John Lahr, drama critic for the New Yorker and a superlative writer on the performing arts, set himself the task of squaring a circle with this brief, intelligently illustrated biography of Frank Sinatra. "How to reconcile the enchanting crooner and the explosive bully?" Go back to Hoboken, New Jersey, Lahr suggests, where the "solitary latchkey kid", and offspring of the local backstreet abortionist started his amazing trajectory into the stratosphere of fame. Here he perfected his image of "perfect individualism", and swaggered on to the stage on behalf of the whole of post-war America. Lahr locates the intersecting points between the public and private Sinatra with the deceptive ease of his endlessly fascinating subject.

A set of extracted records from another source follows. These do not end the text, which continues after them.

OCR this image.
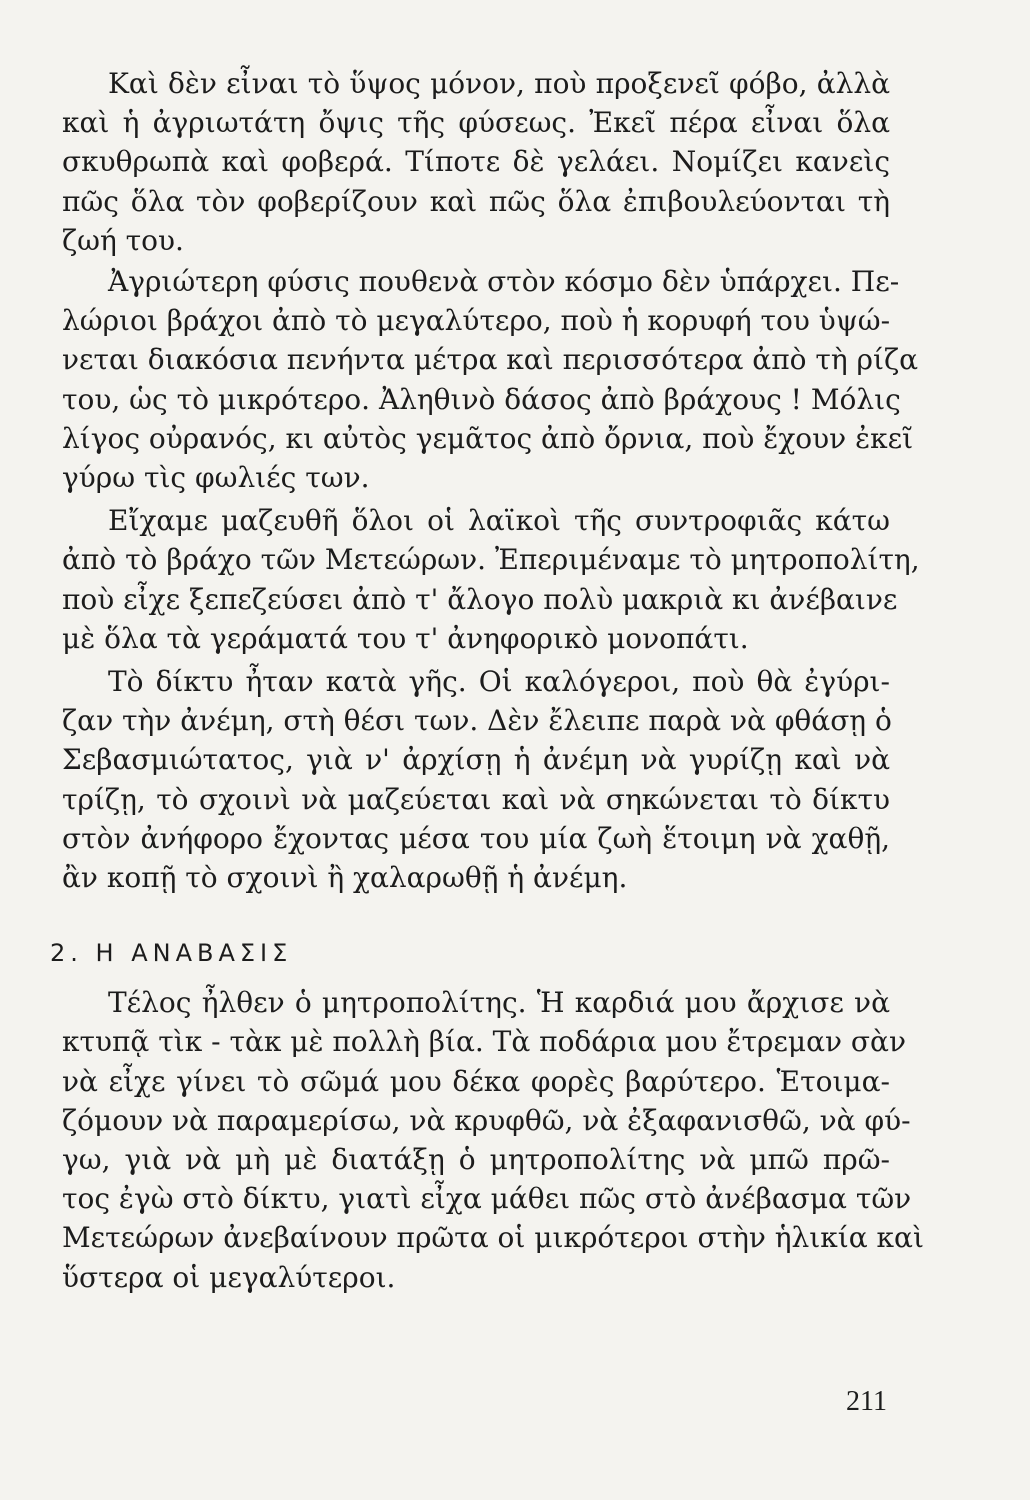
Καὶ δὲν εἶναι τὸ ὕψος μόνον, ποὺ προξενεῖ φόβο, ἀλλὰ
καὶ ἡ ἀγριωτάτη ὄψις τῆς φύσεως. Ἐκεῖ πέρα εἶναι ὅλα
σκυθρωπὰ καὶ φοβερά. Τίποτε δὲ γελάει. Νομίζει κανεὶς
πῶς ὅλα τὸν φοβερίζουν καὶ πῶς ὅλα ἐπιβουλεύονται τὴ
ζωή του.
Ἀγριώτερη φύσις πουθενὰ στὸν κόσμο δὲν ὑπάρχει. Πε-
λώριοι βράχοι ἀπὸ τὸ μεγαλύτερο, ποὺ ἡ κορυφή του ὑψώ-
νεται διακόσια πενήντα μέτρα καὶ περισσότερα ἀπὸ τὴ ρίζα
του, ὡς τὸ μικρότερο. Ἀληθινὸ δάσος ἀπὸ βράχους ! Μόλις
λίγος οὐρανός, κι αὐτὸς γεμᾶτος ἀπὸ ὄρνια, ποὺ ἔχουν ἐκεῖ
γύρω τὶς φωλιές των.
Εἴχαμε μαζευθῆ ὅλοι οἱ λαϊκοὶ τῆς συντροφιᾶς κάτω
ἀπὸ τὸ βράχο τῶν Μετεώρων. Ἐπεριμέναμε τὸ μητροπολίτη,
ποὺ εἶχε ξεπεζεύσει ἀπὸ τ' ἄλογο πολὺ μακριὰ κι ἀνέβαινε
μὲ ὅλα τὰ γεράματά του τ' ἀνηφορικὸ μονοπάτι.
Τὸ δίκτυ ἦταν κατὰ γῆς. Οἱ καλόγεροι, ποὺ θὰ ἐγύρι-
ζαν τὴν ἀνέμη, στὴ θέσι των. Δὲν ἔλειπε παρὰ νὰ φθάσῃ ὁ
Σεβασμιώτατος, γιὰ ν' ἀρχίσῃ ἡ ἀνέμη νὰ γυρίζῃ καὶ νὰ
τρίζῃ, τὸ σχοινὶ νὰ μαζεύεται καὶ νὰ σηκώνεται τὸ δίκτυ
στὸν ἀνήφορο ἔχοντας μέσα του μία ζωὴ ἕτοιμη νὰ χαθῇ,
ἂν κοπῇ τὸ σχοινὶ ἢ χαλαρωθῇ ἡ ἀνέμη.
2. Η ΑΝΑΒΑΣΙΣ
Τέλος ἦλθεν ὁ μητροπολίτης. Ἡ καρδιά μου ἄρχισε νὰ
κτυπᾷ τὶκ - τὰκ μὲ πολλὴ βία. Τὰ ποδάρια μου ἔτρεμαν σὰν
νὰ εἶχε γίνει τὸ σῶμά μου δέκα φορὲς βαρύτερο. Ἑτοιμα-
ζόμουν νὰ παραμερίσω, νὰ κρυφθῶ, νὰ ἐξαφανισθῶ, νὰ φύ-
γω, γιὰ νὰ μὴ μὲ διατάξῃ ὁ μητροπολίτης νὰ μπῶ πρῶ-
τος ἐγὼ στὸ δίκτυ, γιατὶ εἶχα μάθει πῶς στὸ ἀνέβασμα τῶν
Μετεώρων ἀνεβαίνουν πρῶτα οἱ μικρότεροι στὴν ἡλικία καὶ
ὕστερα οἱ μεγαλύτεροι.
211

by Tony Adams with Ian Ridley

Collins Willow pounds 6.99

The Arsenal footballer who was once known, even to his fans, as "Donkey" proves himself to be an urbane, literary sophisticate. Well, almost. Therapy- speak and Colemanballs aside, this is an honourable addition to the field of sport-lit. Its authors won Sports Book of the Year with it, and Adams won new fans for his inspiring display of honesty. "Prison [for drunk- driving offences] had told me I was a survivor", but at subsistence level: remorseless alcoholism, the breakdown of his marriage and wetting the bed landed him in AA meetings, and it's been one match at a time since then. As for the future, with the canny footballing insight he shows here, management surely beckons.

The Anatomist

by Federico Andahazi; translated by Alberto Manguel

Anchor pounds 6.99

Mateo Colombo, the most famous physician in 16th-century Italy, can hold his head high in the Age of Discovery, as having unearthed a treasure of enormous significance for mankind - the clitoris. Andahazi, first-time novelist from Argentina, playfully pays homage to this genuine Renaissance scientist, but the real subject of his clever, slippery novel is the unknown realm of female sexuality and men's attempts to understand and control it. Set in Venice, Colombo sighs with unrequited love for Italy's most skilful and industrious (if emblematically one-dimensional) prostitute, and is threatened with the stake if he refuses to censor his magnum opus. Andahazi tells his story with wit and magic-realist flourishes.

The War Zone

by Alexander Stuart

Black Swan pounds 6.99

This first novel caused attention-seeking controversy when it was announced that Stuart had won the top Whitbread prize. Clearly, Tim Roth read the papers that day, because he's made it into a film. The subject? Incest. The treatment? Confrontational. Stuart presents a sexual relationship between father and daughter. The narrator is a victim of his own adolescent urges, the style in which he tells his story is raw and angry, revelling in imagery that is bloated with corruption. He watches his father and sister in action, reflecting: "I must be sick, watching this." Something with which the reader would be naive to concur.